During the rest of the day I worked on the Spring market offers, which had begun to pile up. At 8:00 pm I dispatched Charles II, as I had come to call the robot. Then I took a brief nap and went back to work.
Charles II returned promptly at midnight, as programmed. I did not have to question him: the events of the evening were recorded on the miniature concealed movie camera which Snaithe had built into his left eye. I watched and listened to the beginning of my courtship with mixed emotions.
It went beyond impersonation; the robot was me, right down to the way I clear my throat before I speak and rub my forefinger against my thumb when I am thinking. I noticed for the first time that my laugh was unpleasantly close to a giggle; I decided to phase that and certain other annoying mannerisms out of me and Charles II.
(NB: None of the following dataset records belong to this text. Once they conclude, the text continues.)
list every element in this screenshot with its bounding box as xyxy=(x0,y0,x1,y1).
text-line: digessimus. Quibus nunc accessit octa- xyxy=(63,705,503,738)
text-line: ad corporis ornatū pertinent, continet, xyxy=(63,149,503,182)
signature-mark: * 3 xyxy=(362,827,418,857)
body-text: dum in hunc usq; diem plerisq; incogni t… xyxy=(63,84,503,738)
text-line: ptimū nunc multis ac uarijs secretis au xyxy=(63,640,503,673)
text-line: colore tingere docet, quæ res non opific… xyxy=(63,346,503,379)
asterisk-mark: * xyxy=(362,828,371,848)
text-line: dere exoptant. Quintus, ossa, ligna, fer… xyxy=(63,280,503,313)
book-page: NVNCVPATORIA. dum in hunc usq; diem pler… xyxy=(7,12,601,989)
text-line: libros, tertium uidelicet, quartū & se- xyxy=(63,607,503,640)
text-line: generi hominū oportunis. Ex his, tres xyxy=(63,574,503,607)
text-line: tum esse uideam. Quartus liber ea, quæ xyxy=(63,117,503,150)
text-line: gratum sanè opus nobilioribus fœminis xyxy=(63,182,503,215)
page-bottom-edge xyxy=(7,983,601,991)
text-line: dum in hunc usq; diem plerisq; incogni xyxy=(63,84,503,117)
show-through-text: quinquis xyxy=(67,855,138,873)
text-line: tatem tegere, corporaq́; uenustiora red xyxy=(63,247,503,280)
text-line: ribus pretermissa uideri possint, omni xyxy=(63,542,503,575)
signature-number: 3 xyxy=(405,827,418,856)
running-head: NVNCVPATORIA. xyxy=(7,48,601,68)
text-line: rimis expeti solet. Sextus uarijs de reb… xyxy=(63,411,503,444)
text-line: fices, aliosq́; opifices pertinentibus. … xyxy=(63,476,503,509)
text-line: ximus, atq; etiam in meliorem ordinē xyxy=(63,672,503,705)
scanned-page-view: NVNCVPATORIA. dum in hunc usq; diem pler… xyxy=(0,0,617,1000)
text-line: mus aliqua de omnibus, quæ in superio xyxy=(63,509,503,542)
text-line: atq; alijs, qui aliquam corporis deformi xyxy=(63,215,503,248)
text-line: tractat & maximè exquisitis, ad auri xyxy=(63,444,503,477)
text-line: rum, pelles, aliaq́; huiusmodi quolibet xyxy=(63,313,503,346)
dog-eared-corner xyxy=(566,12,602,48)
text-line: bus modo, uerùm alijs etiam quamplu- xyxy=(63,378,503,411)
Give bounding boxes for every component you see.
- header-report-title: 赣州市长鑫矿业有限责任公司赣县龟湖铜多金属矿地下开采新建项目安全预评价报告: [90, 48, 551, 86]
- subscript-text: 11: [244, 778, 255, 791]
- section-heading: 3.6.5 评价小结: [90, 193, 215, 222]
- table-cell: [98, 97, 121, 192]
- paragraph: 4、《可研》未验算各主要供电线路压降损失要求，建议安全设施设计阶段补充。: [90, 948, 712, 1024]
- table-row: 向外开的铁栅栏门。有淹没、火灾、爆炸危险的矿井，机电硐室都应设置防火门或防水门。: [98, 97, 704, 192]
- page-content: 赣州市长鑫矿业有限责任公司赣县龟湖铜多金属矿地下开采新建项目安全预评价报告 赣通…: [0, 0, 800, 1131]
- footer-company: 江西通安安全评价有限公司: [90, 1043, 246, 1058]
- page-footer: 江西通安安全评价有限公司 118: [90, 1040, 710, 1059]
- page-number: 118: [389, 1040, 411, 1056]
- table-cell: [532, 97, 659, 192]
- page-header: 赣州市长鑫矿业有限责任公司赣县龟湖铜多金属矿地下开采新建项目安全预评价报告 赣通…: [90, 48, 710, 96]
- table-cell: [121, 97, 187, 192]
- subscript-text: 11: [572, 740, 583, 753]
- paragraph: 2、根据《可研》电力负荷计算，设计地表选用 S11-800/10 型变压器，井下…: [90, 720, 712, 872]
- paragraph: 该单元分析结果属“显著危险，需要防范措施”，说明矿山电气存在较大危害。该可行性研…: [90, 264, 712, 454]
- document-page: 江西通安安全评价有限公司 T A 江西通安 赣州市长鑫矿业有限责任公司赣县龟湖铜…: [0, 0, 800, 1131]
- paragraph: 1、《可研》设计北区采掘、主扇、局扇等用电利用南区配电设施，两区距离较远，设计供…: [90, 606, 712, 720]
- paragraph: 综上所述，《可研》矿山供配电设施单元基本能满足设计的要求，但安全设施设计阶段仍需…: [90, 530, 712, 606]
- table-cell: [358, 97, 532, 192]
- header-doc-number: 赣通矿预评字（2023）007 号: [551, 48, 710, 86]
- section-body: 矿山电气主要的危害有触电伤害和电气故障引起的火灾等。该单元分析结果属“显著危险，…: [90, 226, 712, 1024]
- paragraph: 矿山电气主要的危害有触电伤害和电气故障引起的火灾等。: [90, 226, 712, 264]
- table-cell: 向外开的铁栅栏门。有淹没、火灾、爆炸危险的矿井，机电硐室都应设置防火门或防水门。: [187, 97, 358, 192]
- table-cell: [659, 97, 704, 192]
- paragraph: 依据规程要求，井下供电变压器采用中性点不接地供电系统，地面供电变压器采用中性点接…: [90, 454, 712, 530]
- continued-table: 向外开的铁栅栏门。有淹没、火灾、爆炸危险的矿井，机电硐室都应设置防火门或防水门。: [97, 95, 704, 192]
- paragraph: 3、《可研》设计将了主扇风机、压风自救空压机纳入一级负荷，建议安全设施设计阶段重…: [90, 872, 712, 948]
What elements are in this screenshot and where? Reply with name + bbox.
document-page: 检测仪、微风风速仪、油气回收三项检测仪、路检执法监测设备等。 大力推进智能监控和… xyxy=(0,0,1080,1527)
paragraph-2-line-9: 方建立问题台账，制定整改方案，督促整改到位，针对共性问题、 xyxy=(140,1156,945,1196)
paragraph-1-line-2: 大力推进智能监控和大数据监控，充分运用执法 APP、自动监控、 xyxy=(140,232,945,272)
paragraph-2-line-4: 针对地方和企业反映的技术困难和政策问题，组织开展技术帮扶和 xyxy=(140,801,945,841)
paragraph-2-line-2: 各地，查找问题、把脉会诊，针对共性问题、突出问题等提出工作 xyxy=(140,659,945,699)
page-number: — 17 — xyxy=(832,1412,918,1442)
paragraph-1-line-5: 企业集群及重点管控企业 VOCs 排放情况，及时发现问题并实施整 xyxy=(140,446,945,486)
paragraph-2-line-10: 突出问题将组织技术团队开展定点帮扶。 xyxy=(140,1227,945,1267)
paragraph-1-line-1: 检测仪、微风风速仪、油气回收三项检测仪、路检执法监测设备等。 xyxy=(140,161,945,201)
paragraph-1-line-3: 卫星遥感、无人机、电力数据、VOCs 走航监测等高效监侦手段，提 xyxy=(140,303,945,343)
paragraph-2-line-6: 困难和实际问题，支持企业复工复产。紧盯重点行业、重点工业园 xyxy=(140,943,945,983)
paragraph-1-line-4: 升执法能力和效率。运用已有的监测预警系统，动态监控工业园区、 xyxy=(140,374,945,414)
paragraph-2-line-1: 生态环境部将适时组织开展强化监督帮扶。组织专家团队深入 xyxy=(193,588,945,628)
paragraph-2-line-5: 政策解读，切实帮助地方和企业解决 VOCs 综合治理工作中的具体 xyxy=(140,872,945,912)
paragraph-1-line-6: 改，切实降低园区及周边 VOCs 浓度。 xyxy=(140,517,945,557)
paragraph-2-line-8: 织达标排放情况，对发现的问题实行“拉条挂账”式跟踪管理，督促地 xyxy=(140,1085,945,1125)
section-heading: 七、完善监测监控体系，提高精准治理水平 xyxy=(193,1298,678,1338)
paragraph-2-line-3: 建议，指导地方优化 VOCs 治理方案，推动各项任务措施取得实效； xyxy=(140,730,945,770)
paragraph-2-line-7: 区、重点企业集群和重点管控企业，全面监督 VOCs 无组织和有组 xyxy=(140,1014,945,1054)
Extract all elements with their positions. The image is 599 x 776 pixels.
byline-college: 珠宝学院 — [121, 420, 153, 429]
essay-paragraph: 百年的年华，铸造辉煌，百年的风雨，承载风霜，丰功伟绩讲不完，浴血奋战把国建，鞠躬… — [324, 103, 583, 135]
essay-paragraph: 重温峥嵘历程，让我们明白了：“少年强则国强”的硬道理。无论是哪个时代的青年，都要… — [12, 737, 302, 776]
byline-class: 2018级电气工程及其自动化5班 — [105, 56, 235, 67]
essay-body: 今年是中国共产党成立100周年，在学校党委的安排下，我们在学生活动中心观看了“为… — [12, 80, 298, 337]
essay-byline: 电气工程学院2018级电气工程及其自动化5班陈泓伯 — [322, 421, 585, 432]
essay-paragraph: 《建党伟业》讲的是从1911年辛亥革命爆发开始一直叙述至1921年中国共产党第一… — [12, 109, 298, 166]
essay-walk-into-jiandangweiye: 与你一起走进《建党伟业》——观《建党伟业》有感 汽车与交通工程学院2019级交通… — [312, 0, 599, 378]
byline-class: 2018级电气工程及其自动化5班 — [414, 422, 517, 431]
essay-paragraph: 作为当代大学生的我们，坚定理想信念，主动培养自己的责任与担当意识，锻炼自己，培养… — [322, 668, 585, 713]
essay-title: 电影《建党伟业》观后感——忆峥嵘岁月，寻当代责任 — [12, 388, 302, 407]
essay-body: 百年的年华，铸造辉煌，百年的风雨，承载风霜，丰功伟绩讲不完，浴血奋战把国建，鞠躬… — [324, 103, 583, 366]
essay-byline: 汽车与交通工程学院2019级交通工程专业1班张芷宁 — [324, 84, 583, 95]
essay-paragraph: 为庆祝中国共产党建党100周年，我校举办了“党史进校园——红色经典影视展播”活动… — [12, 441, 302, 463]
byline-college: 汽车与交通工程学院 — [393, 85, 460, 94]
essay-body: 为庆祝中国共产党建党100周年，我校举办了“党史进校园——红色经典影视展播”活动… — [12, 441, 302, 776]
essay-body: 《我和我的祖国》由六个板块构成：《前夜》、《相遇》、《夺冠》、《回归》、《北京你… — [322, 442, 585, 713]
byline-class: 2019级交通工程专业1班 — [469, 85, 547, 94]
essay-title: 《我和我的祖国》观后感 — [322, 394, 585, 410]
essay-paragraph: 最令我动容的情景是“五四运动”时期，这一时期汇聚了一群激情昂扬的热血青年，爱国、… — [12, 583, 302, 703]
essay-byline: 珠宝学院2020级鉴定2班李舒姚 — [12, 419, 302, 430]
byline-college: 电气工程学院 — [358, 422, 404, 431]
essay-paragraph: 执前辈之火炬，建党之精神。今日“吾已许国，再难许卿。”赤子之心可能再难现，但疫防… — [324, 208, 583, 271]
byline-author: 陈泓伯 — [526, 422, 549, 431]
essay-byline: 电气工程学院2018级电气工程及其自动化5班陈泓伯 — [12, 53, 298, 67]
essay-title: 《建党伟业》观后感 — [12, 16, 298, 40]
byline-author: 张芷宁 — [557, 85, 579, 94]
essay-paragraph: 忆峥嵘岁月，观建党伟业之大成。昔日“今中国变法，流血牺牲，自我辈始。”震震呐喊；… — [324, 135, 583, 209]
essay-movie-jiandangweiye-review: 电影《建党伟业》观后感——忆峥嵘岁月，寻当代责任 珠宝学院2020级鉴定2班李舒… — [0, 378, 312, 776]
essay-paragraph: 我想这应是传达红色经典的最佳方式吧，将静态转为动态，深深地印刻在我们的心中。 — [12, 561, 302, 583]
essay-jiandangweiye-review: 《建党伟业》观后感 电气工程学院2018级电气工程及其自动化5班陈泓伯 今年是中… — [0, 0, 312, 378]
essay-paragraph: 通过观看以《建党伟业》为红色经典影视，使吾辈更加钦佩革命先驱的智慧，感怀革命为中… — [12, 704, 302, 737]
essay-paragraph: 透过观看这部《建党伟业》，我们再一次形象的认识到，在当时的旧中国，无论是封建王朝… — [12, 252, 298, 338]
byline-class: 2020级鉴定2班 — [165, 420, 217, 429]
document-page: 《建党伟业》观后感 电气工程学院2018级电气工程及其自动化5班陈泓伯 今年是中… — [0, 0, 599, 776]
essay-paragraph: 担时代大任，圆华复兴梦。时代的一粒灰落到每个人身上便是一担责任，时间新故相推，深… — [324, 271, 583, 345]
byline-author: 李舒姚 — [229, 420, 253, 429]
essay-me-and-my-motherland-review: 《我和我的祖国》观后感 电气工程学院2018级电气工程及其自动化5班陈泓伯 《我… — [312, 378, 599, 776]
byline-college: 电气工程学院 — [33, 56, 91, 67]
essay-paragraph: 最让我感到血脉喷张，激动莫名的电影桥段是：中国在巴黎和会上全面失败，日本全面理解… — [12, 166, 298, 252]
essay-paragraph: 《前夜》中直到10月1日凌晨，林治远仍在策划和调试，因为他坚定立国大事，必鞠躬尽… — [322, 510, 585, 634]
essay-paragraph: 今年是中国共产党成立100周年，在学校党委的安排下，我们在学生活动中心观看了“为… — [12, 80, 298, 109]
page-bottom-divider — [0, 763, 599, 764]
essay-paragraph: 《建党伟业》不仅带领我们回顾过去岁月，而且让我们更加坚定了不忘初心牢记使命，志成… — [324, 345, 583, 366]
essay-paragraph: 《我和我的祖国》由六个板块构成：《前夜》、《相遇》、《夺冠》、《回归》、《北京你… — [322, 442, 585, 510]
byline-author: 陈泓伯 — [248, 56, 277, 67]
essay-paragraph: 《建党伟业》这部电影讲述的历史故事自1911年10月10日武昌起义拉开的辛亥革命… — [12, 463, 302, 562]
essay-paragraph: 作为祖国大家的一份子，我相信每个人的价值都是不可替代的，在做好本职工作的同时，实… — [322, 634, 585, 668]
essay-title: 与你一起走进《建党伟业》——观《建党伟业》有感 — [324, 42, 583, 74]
Still, taken all together, I thought that the experiment had come off extremely well. I was pleased. My work and my courtship were both proceeding with high efficiency. I had achieved an ancient dream; I was a single ego served by two bodies. Who could ask for more?
What marvelous evenings we all had! My experiences were vicarious, of course, but genuinely moving all the same. I can still remember my first quarrel with Elaine, how beautiful and stubborn she was, and how deliciously we made up afterward.
That “making up” raised certain problems, as a matter of fact. I had programmed Charles II to proceed to a certain discreet point of physical intimacy and no further. But now I learned that one person cannot plan out every move of a courtship involving two autonomous beings, especially if one of those beings is a woman. For the sake of verisimilitude I had to permit the robot more intimacies than I had previously thought advisable.